While firefighting teams first to the site contained the roadside bushfires after the explosion, an 800 metre exclusion zone is still in place in parts of Minilya-Exmouth Road in both lanes.

Parts of Minilya-Exmouth Road were closed in both directions with a single lane recently opened by authorities.

Earlier today, Emergency WA Warnings & Incidents deemed the area not safe to enter.

At present, it is urging the public to stay away from the area.

“If you are already in the area take advice from emergency services personnel,” a spokesperson said.

“As a precautionary measure, people in the area should remain inside, out of the smoke or fumes, with doors and windows closed.

“Air conditioners should also be switched off.”

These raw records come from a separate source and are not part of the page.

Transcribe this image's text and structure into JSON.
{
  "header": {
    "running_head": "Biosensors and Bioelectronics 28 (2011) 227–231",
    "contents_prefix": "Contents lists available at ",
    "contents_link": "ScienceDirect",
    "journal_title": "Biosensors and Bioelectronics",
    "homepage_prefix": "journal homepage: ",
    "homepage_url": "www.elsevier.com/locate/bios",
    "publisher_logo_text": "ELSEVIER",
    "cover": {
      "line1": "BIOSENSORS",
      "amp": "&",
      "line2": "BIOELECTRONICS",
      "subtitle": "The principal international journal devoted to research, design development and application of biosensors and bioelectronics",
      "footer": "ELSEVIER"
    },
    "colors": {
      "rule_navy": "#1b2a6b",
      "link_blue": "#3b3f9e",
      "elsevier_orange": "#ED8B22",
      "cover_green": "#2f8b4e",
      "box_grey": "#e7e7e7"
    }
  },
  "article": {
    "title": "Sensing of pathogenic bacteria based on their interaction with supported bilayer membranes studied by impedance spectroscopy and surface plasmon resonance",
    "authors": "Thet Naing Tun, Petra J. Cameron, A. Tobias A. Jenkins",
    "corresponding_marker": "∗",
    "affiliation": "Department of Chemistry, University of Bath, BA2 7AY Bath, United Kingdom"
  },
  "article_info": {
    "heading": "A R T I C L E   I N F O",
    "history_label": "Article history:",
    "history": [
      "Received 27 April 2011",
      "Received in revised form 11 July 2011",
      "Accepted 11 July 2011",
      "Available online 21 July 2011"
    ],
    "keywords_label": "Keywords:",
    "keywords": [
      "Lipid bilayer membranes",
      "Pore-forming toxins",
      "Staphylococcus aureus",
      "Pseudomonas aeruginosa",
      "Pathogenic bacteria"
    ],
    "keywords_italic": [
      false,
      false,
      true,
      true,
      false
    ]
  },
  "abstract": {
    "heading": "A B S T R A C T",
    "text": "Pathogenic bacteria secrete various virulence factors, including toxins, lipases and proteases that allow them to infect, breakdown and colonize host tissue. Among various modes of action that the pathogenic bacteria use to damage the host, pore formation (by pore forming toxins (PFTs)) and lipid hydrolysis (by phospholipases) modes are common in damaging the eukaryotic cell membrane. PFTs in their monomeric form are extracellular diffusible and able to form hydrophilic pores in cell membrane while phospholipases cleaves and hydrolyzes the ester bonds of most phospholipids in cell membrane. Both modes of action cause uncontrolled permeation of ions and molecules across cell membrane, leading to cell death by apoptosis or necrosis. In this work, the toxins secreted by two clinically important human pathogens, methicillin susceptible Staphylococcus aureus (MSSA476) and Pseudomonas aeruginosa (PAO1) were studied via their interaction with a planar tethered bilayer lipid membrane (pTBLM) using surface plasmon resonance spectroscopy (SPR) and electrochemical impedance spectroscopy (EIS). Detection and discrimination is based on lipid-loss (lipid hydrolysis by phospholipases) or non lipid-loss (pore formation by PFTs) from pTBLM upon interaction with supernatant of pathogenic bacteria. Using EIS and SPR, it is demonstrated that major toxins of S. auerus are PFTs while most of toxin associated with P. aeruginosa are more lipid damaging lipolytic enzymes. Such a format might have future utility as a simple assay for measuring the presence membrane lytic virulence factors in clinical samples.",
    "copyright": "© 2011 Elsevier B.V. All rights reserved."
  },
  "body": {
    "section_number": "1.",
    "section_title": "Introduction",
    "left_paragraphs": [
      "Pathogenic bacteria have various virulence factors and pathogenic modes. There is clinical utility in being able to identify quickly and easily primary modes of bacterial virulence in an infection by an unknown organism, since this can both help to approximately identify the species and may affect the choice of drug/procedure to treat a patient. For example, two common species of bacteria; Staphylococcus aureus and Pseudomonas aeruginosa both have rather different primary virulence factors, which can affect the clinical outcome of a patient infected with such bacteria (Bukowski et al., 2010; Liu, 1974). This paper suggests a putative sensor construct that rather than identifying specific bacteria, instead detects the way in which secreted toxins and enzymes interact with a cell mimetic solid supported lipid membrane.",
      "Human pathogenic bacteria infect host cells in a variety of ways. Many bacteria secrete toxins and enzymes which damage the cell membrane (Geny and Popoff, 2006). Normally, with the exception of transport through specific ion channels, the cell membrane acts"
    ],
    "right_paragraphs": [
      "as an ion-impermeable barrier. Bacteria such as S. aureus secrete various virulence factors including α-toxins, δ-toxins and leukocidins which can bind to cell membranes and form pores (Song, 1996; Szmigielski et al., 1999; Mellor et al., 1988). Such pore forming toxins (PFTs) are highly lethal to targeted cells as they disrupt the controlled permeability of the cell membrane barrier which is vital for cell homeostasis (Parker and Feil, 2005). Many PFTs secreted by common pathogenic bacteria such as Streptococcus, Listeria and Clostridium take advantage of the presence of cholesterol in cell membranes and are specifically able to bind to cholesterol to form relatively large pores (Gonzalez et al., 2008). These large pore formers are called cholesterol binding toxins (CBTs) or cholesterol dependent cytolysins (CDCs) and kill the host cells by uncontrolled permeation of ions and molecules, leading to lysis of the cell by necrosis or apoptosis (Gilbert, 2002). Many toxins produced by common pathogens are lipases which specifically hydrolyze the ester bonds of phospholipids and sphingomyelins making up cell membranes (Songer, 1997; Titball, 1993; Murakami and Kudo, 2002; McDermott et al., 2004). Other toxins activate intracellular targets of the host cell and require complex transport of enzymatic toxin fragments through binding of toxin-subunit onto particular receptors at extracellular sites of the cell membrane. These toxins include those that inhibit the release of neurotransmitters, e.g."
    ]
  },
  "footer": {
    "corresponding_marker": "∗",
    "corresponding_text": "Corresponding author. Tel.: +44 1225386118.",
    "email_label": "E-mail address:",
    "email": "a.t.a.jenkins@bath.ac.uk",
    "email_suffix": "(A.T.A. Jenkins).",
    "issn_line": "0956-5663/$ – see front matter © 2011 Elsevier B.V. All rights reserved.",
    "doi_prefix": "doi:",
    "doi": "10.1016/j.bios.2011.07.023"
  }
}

It is recommended people with medical concerns should contact their local doctor or call Health Direct on 1800 022 222.

Emergency responders will provide updates, but currently the situation remains fluid.

According to ABC News, there are around 50 trucks, caravans and cars stuck on the southern side of the road block just north of the Burkett Road turn-off.

Every two years, the United Nations updates the Transport of Dangerous Goods Model Regulations.

These model regulations are regularly adopted by participating countries upon consultation.

Submissions were taken for the first series of working group papers last February for a review of the Australian Dangerous Goods Code (ADG Code).

It aims to develop a world standard ADG Code with a focus on the transport of dangerous goods by road and rail.